In September 2014, forty percent of the department's ladder trucks were taken out of service due to failed ladder inspections. Many accused Ellerbe of being more concerned about clothing and decals than safety inspections of equipment.

==Mayoral support==
Despite firing a series of high-profile government officials for relatively minor issues, Mayor Vincent Gray stood by Ellerbe. In an interview with WAMU, when asked what his relationship with Gray was, Ellerbe replied "I'm a subordinate agency director under the Mayor." Tom Sherwood then produced footage from NBC4, shot in January 2011, where Ellerbe talked about knowing the mayor since he was 14 years old, and that they were "good friends".

Since the agency's participation in the citywide Grade DC program under Ellerbe's supervision, the agency achieved a "B" score or higher, for the last four months achieving in the "A" range. The Grade DC program came under fire from Washington Post columnist Mike Debonis on April 3, 2013, who wrote "it's hard to make the case that the public should take the grades (including the city's overall grade of A−) with anything besides a sizable grain of salt." In the same article, influential local activist Dorothy Brizil was quoted referring to Ellerbe's agency: "I frankly find it quite questionable that FEMS would have a grade of A+ in the month of March."

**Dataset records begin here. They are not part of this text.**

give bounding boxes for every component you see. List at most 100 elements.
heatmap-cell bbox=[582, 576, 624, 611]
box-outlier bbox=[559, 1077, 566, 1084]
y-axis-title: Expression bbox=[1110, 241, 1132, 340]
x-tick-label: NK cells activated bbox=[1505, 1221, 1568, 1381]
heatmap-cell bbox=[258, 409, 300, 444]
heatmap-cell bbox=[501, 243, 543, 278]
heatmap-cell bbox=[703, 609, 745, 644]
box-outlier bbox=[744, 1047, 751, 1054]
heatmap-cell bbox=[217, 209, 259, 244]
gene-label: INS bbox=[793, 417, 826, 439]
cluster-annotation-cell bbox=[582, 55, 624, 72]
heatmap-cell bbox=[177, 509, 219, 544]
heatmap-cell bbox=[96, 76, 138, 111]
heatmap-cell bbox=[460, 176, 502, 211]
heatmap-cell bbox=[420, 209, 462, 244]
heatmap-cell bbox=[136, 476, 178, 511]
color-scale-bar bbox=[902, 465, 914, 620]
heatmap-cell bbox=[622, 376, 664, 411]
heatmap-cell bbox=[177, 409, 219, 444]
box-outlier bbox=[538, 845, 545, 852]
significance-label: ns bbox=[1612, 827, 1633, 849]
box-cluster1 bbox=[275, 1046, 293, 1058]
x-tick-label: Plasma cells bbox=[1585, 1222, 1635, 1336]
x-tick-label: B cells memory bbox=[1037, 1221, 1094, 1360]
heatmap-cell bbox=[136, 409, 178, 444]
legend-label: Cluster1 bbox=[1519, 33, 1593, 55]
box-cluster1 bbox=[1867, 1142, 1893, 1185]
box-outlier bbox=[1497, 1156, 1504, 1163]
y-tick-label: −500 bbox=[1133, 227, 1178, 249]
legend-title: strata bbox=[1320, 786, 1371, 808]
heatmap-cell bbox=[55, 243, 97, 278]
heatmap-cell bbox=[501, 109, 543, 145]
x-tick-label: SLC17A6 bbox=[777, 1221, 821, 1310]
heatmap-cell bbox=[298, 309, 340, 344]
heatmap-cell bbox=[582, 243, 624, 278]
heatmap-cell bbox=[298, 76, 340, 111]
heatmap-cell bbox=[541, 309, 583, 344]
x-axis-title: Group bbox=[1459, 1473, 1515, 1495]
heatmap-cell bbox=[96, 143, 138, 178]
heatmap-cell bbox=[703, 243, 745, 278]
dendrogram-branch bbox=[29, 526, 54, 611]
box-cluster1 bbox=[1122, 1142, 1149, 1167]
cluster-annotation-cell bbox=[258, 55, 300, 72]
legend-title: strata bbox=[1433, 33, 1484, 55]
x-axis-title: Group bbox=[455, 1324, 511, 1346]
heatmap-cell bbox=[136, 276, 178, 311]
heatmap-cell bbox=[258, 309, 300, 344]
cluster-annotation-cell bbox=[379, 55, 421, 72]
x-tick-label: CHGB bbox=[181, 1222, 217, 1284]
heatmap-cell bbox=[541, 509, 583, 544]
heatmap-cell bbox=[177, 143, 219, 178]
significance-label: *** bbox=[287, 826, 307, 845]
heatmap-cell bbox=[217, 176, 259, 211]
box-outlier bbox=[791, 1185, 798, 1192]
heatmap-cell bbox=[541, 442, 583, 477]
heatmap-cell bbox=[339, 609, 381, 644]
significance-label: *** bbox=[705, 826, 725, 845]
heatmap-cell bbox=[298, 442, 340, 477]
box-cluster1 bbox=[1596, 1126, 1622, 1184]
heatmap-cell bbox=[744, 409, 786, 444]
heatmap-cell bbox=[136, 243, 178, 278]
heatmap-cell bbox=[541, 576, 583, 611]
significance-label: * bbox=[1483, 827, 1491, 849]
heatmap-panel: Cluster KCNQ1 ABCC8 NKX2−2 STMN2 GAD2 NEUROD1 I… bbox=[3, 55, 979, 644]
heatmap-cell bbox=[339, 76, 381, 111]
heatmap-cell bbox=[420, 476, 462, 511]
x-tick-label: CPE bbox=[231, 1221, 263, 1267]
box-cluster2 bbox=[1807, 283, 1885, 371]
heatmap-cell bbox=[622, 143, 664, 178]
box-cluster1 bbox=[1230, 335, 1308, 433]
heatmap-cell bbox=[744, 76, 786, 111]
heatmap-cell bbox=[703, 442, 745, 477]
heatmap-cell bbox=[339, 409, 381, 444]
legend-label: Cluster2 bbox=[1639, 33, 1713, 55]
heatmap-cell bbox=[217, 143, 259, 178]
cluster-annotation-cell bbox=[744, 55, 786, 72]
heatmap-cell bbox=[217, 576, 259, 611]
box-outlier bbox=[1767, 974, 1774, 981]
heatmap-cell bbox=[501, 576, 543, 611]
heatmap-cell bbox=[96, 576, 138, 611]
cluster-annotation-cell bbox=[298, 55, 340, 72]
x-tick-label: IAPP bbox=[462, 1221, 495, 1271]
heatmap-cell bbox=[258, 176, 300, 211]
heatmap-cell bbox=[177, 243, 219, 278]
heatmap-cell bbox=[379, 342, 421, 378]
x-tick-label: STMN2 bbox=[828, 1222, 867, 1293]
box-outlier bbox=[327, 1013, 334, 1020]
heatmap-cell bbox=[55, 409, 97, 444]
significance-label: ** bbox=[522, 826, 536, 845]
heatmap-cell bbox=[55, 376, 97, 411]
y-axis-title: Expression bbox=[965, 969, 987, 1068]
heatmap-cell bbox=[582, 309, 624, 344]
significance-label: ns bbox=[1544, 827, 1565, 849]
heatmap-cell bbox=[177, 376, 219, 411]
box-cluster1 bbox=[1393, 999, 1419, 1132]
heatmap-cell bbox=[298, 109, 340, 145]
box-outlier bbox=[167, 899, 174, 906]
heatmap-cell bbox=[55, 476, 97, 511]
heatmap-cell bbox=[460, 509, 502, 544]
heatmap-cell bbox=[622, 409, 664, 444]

On July 2, 2013, Councilperson Mary Cheh submitted a letter to Councilperson Tommy Wells, chair of the committee overseeing the Fire Department, stating her belief that "the current Chief [Ellerbe] no longer has the confidence of the people of the District and should resign." In response, Paul Quander, Deputy Mayor for Public Safety and Justice, released a statement claiming that the department had improved over Ellerbe's tenure, that the controversies were rooted in previous administration's actions, and that "We should stay the course" with Ellerbe.

==Personal life and death==
Ellerbe resided in Southeast D.C. He was divorced and had one daughter. He also had one daughter from a previous relationship, as well as one granddaughter. He was found dead at his home in Southeast D.C. on February 27, 2022.